Bubble wrap.

I was looking for a piece of wire to allow me to break into a house the other day. It was a simple scam – the letter box was deep enough to get your hand into, and the Yale lock was old and shaky. A nudge on the inside door handle would gain me entry to the hallway. I’d tried kicking the door open, but it was sturdier than it looked, and the dealer down the road probably wouldn’t have appreciated any extra attention. I just needed a piece of wire, or a stick or something.

I scoured the street. I knew it well, for it was in the street I live in. In fact, it was my house I wanted to break into. I strode instinctively to the corner of the street – there was always a fetid pile of rotting waste there. It had adorned the street corner for many months, and I felt sure that there would be a coathanger or something in the pile. I was surprised to find the pile gone – perhaps a nice man in a council lorry had whisked it away.

I did manage to find a package of bubble wrap though.

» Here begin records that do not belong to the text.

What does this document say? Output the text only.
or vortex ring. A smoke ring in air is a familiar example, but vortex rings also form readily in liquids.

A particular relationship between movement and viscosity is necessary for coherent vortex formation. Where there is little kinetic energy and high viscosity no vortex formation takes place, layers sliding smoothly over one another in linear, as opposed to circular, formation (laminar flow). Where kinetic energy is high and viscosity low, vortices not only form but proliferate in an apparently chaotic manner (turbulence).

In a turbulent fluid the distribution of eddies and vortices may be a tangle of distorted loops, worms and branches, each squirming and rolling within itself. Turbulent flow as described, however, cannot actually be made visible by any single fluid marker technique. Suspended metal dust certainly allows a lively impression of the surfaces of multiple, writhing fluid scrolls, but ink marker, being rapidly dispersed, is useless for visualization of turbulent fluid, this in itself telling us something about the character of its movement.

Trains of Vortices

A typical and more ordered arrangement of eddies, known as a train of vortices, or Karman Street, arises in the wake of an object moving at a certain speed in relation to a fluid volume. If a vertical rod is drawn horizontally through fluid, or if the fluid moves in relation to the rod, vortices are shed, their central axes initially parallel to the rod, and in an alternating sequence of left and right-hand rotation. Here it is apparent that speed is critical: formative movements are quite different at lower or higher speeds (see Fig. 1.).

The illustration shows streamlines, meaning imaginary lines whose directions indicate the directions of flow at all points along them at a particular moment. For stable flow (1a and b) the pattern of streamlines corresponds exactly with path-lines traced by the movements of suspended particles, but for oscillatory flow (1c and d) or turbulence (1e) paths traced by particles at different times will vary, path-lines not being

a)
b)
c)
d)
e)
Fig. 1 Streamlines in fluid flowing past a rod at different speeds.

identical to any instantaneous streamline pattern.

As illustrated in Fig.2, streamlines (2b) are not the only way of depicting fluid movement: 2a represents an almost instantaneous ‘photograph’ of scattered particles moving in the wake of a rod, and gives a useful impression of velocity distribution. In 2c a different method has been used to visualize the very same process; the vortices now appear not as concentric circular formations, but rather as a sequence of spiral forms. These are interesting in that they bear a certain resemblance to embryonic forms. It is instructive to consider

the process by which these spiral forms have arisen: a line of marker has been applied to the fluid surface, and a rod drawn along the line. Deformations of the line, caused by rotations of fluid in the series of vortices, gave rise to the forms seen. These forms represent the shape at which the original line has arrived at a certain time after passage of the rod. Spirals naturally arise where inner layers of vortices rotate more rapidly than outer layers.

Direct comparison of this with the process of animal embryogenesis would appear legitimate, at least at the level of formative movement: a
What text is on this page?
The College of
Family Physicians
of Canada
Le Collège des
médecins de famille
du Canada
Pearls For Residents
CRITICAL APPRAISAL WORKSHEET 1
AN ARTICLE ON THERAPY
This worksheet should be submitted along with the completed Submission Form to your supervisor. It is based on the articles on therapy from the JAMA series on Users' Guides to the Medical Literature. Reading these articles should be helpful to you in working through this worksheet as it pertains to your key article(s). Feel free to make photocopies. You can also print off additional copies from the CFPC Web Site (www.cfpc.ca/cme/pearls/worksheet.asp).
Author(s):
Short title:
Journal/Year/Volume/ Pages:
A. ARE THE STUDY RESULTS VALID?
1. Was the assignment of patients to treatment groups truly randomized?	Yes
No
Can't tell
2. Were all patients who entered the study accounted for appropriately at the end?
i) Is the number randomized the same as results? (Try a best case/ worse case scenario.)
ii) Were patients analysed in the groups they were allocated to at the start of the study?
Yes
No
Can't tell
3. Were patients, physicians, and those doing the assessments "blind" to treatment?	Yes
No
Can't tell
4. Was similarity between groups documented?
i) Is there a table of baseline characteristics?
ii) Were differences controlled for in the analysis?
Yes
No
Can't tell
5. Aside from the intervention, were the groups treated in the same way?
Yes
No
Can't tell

I was a little disappointed, as it wasn’t wrapped in bubble wrap (to protect the bubbles), but instead in flimsy plastic. The urge to jump on it and burst the packaqed bubbles passed. I found a stick. I broke into my house.

I went to work, and checked the internet. I was disappointed to find that this site ranks lower in the search for scantily clad girls than ‘gals and guns‘. To be fair though, I had never realised that my general sense of anomie could potentially be vanquished with ‘the two things that every man wants’ – big guns and beautiful guns. I’m off to the firing range.